As fresh legal challenges emerge for B2B ecommerce unicorn Udaan following insolvency proceedings against its Singapore-based holding company over a $170 million note default, its lenders have engaged Singapore law firm WongPartnership to represent them in the case.
According to The Economic Times, Trustroot Internet Pvt Ltd has defaulted on $170 million of compulsorily convertible notes that matured on June 30.
The report added that a consortium of international lenders has initiated insolvency proceedings in Singapore against Trustroot Internet over the overdue payments. It further stated that Alvarez & Marsal has also been appointed as part of the bankruptcy process.
Sources told DealStreetAsia that the dispute stems from a roughly $340 million convertible financing package that Udaan raised a few years ago.
As part of a broader balance-sheet restructuring completed earlier this year, nearly $200 million of the facility is understood to have been converted into equity, while the remaining $170-200 million, including accrued interest, remained as debt.
The outstanding debt has since matured, and Udaan has been unable to repay the amount, triggering the payment default and prompting lenders to pursue legal action, said sources.

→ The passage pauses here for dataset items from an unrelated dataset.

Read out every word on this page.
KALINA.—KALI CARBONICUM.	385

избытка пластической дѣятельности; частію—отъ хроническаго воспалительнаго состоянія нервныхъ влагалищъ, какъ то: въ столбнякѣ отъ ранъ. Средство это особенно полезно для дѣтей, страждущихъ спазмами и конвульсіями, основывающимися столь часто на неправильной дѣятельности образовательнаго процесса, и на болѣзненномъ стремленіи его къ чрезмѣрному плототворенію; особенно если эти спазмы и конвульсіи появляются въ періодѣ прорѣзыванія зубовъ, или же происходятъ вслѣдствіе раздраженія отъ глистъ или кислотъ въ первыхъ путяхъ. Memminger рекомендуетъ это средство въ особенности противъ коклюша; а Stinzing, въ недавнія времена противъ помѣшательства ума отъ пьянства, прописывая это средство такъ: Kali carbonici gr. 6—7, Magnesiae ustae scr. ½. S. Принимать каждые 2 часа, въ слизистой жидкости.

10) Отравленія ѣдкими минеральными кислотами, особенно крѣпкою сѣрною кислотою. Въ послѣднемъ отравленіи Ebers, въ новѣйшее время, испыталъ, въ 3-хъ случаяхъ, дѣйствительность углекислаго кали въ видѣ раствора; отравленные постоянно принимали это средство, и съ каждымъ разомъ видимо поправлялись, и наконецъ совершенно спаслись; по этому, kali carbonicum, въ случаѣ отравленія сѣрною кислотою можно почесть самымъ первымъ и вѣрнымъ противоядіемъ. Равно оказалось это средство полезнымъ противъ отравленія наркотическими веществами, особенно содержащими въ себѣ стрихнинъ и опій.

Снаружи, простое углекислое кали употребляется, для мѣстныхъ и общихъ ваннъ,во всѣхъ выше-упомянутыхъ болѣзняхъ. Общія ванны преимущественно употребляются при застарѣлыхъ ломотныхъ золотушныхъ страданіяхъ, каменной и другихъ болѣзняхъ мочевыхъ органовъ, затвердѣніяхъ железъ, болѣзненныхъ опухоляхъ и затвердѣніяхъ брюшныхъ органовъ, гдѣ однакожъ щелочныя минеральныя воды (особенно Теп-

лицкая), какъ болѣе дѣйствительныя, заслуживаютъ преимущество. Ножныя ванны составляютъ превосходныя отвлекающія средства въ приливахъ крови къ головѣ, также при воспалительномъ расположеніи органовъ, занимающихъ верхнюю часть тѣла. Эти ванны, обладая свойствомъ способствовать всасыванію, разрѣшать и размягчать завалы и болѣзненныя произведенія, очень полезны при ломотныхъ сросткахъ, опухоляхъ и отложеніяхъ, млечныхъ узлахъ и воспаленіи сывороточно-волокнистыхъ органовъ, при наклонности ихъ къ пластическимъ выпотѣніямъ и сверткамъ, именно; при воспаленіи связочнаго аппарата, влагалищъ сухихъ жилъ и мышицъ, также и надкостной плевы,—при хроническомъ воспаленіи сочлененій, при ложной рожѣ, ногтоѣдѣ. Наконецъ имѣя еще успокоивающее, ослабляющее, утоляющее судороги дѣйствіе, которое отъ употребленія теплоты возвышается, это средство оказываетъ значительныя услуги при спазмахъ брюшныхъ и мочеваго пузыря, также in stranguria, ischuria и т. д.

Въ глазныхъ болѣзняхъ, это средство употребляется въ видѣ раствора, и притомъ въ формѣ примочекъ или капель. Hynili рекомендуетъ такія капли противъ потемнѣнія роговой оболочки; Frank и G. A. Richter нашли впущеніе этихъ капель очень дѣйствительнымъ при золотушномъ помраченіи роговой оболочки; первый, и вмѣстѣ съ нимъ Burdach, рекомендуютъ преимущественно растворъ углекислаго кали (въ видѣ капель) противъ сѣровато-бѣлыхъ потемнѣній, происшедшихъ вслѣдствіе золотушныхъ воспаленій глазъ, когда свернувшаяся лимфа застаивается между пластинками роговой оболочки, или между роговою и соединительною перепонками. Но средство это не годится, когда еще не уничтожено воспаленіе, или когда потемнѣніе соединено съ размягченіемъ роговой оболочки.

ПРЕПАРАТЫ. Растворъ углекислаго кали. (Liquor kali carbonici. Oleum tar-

The company’s major global creditors and bondholders include Nomura, Tor Investment Management, and Arena Investors, sources said.
When contacted, the Udaan spokesperson stated: “The matters referenced relate to ongoing restructuring negotiations and offshore proceedings among offshore stakeholders at the offshore holding company level.”
The person added that these discussions have no bearing on its operating entities in India. The startup’s team in the country run the day-to-day business.
“Udaan and udaanCapital [the fintech arm of the company] continue to operate as usual, serving customers across trade commerce and supply chain financing. We will continue to focus on delivering value to our customers, partners, employees and stakeholders,” the spokesperson said.
An email sent to WongPartnership did not elicit any response.
Founded in 2016 by former Flipkart executives Amod Malviya, Sujeet Kumar, and Vaibhav Gupta, Udaan runs a B2B marketplace connecting manufacturers, wholesalers, retailers, and traders, supported by its logistics arm UdaanExpress.
Headquartered in Bengaluru, the company has raised over $1.8 billion in combined equity and debt financing from investors including M&G Investments, Lightspeed Venture Partners, DST Global, Altimeter Capital, Tencent, GGV Capital, Hillhouse Investment, and Microsoft.
It was last valued at about $1.8 billion following a down round in 2024.
The company is understood to have improved its loss profile in recent years, with sources saying it has undertaken multiple refinancing and restructuring exercises to stabilise its balance sheet.
Prior to the latest developments in Singapore, Udaan had also faced isolated disputes with vendors and lenders over payment and contractual matters, though none materially disrupted its core operations.